Still, these pieces aren't quite as critically robust as we might wish they were. I'd like to point out two examples of entities doing great ongoing writing about words and their history and use. First, from Slate's excellent "Lexicon Valley" column, here are a few recent articles:
  • Jacob Brogan, "What is the F--kboy?" [link]
  • Katy Waldman, "The Incredible Shrinking Zeitgeist: How Did This Great Word Lose Its Meaning?" [link]
  • Katy Waldman, "Why We Be Loving the Habitual Be" [link]
  • Heather Schwedel, "Does Donald Trump Talk Like a Woman?" [link]

Next, NPR's wonderful "Code Switch" column, which explores the "frontiers of race, culture, and ethnicity," has an occasional (and seemingly now-defunct) feature entitled "Word Watch," which offers up well-researched analyses of the racially-charged language we might not even realize surrounds us. A few examples from "Word Watch":
  • Gene Denby, "The Secret History Of The Word 'Cracker'" [link]
  • Kat Chow, "Running Late? Nah, Just On 'CPT'" [link]
  • Lakshmi Gandhi, "What A Thug's Life Looked Like In 19th Century India" [link]
  • Kat Chow, "How 'Ching Chong' Became The Go-To Slur For Mocking East Asians" [link]
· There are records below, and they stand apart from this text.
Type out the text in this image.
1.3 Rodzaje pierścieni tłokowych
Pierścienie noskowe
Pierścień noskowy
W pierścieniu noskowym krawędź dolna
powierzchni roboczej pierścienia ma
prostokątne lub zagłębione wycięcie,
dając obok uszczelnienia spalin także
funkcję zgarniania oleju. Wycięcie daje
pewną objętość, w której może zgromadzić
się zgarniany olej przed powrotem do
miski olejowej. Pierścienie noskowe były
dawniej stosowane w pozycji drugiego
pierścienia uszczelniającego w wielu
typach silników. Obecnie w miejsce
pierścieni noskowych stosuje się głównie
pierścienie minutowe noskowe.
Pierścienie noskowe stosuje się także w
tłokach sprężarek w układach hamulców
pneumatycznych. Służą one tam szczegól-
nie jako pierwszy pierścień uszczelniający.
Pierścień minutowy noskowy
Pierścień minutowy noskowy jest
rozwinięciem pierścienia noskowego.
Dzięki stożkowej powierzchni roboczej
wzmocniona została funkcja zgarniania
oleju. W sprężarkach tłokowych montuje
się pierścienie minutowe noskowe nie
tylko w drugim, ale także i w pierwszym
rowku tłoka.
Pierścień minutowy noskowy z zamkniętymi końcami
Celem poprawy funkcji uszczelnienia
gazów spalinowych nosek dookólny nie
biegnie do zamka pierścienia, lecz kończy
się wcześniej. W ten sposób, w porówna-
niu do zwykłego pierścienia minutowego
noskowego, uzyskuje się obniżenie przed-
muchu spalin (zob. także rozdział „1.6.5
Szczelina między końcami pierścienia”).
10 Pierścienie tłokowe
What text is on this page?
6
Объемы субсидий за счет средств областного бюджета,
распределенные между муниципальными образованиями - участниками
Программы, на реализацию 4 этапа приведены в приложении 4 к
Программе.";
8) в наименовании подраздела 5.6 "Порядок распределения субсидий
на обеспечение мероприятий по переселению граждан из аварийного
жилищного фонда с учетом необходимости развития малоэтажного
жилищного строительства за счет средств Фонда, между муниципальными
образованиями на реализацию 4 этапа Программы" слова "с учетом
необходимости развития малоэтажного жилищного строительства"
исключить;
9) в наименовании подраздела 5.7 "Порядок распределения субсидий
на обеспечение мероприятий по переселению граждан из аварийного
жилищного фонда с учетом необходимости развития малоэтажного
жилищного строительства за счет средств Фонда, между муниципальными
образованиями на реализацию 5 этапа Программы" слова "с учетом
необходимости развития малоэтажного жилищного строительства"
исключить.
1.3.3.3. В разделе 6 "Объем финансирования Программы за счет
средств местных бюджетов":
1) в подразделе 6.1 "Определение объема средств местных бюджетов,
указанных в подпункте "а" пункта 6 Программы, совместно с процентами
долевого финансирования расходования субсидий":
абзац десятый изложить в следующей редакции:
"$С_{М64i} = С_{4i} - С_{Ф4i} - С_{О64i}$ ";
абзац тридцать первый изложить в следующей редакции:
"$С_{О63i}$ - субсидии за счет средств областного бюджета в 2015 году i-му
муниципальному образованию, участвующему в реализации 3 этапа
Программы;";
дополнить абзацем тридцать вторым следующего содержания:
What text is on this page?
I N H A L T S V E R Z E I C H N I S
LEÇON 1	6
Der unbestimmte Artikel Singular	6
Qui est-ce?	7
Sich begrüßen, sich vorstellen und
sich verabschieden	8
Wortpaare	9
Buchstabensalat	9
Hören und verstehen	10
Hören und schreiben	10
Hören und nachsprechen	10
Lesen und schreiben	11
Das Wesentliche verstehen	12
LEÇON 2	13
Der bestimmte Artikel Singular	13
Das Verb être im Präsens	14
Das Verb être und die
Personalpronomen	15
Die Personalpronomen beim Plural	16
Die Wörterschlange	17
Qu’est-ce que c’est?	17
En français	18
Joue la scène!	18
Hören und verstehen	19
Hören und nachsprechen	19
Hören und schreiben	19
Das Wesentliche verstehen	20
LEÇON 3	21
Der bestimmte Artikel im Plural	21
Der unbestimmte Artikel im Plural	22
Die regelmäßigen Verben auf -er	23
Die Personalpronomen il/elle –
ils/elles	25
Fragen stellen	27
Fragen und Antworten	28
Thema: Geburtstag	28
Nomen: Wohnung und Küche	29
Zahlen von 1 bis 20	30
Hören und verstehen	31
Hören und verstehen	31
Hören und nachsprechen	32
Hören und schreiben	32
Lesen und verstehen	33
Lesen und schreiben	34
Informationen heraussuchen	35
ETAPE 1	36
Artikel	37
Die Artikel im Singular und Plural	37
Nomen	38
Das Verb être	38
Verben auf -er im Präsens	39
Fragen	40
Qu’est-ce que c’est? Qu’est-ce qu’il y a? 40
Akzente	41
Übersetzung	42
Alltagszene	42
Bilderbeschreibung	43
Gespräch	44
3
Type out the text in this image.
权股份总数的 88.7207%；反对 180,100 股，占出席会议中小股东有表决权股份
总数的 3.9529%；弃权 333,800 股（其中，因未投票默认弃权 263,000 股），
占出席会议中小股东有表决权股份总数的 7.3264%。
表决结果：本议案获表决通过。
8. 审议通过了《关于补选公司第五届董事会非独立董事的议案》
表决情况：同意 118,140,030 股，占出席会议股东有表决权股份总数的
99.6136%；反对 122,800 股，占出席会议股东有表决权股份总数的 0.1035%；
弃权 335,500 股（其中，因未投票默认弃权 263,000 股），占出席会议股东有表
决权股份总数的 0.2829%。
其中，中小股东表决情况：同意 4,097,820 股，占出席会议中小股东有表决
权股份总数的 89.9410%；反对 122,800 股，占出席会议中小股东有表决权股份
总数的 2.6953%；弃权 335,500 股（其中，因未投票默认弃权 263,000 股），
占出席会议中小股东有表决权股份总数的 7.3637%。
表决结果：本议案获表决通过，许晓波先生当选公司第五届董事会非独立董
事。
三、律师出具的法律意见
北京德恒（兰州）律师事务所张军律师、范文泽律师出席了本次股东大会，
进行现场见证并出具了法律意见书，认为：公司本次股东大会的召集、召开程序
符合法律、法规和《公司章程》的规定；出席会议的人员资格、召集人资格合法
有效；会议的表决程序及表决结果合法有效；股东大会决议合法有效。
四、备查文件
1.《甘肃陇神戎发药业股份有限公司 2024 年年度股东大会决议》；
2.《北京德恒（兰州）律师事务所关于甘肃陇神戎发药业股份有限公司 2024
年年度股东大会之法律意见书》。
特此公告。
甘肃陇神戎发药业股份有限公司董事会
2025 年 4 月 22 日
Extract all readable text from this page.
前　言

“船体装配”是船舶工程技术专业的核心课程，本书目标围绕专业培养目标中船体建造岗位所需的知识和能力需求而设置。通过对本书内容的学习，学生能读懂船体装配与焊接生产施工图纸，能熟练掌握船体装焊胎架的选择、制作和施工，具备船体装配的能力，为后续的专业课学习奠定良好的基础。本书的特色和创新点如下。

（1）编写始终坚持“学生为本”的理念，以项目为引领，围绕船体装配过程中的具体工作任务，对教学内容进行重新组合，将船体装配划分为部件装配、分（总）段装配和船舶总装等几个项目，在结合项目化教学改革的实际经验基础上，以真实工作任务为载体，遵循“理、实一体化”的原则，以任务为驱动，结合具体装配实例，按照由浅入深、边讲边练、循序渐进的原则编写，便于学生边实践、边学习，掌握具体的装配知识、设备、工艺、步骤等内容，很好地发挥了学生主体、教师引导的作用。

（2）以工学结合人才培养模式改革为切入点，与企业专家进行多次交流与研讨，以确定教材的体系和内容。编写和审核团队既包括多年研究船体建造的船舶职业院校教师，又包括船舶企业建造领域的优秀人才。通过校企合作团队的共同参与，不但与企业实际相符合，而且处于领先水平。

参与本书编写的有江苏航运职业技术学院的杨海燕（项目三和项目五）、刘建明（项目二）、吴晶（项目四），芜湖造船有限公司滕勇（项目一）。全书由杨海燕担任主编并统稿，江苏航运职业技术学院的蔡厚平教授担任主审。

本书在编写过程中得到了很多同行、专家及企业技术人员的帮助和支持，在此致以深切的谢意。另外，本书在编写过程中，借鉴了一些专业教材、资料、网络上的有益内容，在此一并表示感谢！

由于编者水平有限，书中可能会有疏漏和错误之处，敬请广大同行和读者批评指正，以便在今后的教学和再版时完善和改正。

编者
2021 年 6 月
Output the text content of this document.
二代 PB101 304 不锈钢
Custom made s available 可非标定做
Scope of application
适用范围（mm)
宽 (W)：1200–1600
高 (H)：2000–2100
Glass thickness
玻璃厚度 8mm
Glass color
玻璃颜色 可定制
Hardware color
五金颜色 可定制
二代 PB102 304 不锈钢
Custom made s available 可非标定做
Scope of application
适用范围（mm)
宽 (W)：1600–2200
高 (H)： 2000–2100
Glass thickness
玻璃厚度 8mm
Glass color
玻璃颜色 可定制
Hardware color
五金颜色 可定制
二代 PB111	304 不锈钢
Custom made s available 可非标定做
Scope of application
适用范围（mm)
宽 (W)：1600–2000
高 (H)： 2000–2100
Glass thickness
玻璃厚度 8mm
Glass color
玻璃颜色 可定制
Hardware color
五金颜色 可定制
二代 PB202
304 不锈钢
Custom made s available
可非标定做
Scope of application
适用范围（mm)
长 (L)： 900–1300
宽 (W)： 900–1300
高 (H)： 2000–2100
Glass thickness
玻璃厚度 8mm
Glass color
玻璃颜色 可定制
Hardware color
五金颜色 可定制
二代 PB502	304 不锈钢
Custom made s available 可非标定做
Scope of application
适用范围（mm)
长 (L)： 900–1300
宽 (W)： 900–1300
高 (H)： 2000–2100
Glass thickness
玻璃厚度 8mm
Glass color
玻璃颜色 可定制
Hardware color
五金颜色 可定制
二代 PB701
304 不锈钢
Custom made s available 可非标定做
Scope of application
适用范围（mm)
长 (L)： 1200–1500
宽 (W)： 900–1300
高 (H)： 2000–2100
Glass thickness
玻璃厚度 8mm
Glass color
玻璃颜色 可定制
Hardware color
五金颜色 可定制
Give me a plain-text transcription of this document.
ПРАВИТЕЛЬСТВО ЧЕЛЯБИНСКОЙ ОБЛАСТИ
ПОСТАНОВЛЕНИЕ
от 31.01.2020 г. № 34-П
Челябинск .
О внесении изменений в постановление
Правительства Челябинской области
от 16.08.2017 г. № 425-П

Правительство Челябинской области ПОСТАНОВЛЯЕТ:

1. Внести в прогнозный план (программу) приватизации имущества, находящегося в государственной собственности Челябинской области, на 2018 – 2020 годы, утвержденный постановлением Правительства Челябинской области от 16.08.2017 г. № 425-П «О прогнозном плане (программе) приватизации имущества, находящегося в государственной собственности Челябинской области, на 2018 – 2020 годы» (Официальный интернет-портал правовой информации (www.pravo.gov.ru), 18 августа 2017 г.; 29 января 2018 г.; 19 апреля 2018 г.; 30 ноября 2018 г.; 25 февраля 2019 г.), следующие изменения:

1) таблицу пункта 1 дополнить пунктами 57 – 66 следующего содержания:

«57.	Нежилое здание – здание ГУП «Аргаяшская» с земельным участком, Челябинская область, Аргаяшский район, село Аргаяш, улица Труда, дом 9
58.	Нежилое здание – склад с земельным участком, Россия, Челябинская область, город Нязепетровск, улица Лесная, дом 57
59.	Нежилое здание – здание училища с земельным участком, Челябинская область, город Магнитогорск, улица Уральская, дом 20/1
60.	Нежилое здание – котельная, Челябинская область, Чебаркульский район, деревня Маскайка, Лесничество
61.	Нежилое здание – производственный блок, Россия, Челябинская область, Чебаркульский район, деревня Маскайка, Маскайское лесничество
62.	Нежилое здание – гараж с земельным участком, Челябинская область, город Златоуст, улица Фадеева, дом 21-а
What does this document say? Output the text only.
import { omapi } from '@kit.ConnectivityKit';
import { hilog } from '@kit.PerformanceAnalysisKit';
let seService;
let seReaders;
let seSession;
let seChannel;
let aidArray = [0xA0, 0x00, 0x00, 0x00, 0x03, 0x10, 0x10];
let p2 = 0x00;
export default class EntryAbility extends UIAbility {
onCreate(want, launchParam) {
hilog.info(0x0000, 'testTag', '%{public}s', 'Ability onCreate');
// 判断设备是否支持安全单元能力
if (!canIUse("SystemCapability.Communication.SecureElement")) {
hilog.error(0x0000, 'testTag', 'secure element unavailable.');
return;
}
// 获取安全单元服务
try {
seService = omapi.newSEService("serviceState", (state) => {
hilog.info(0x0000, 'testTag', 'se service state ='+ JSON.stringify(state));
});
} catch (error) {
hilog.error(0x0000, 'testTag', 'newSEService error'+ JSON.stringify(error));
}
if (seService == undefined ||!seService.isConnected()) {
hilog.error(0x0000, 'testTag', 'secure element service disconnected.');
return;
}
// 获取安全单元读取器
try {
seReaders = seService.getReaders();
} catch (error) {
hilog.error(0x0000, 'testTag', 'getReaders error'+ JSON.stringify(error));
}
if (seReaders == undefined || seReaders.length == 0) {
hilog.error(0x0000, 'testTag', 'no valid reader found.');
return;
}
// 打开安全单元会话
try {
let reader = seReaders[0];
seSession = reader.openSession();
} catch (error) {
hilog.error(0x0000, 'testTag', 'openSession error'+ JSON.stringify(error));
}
So how might you try to do this sort of etymological writing on your own? First take stock of the techniques and approaches that the writers above have used — remember, good writers cite their sources so that you can follow their bread crumb trail. Dictionaries — whether hard copy or online; as august an institution as the OED or as wonderfully crass and spontaneous as Urban Dictionary — are your best friends, and even basic Google searches will often reveal the complicated histories and origins of words. Another marvelous tool is Green's Dictionary of Slang, an exhaustive archive of "five hundred years of the vulgar tongue," which is now available free online (after existing solely in a multi-volume print edition costing more than $1000). We'll talk about some other tools that might benefit you in our next class.


Finally, if etymology is your cup of tea, then I wholeheartedly recommend Helen Zaltzman's wonderful podcast, The Allusionist. Subtitled "Small Adventures in Language," this show takes brief, engaging looks into the words and phrases that help shape our world, and is always entertaining.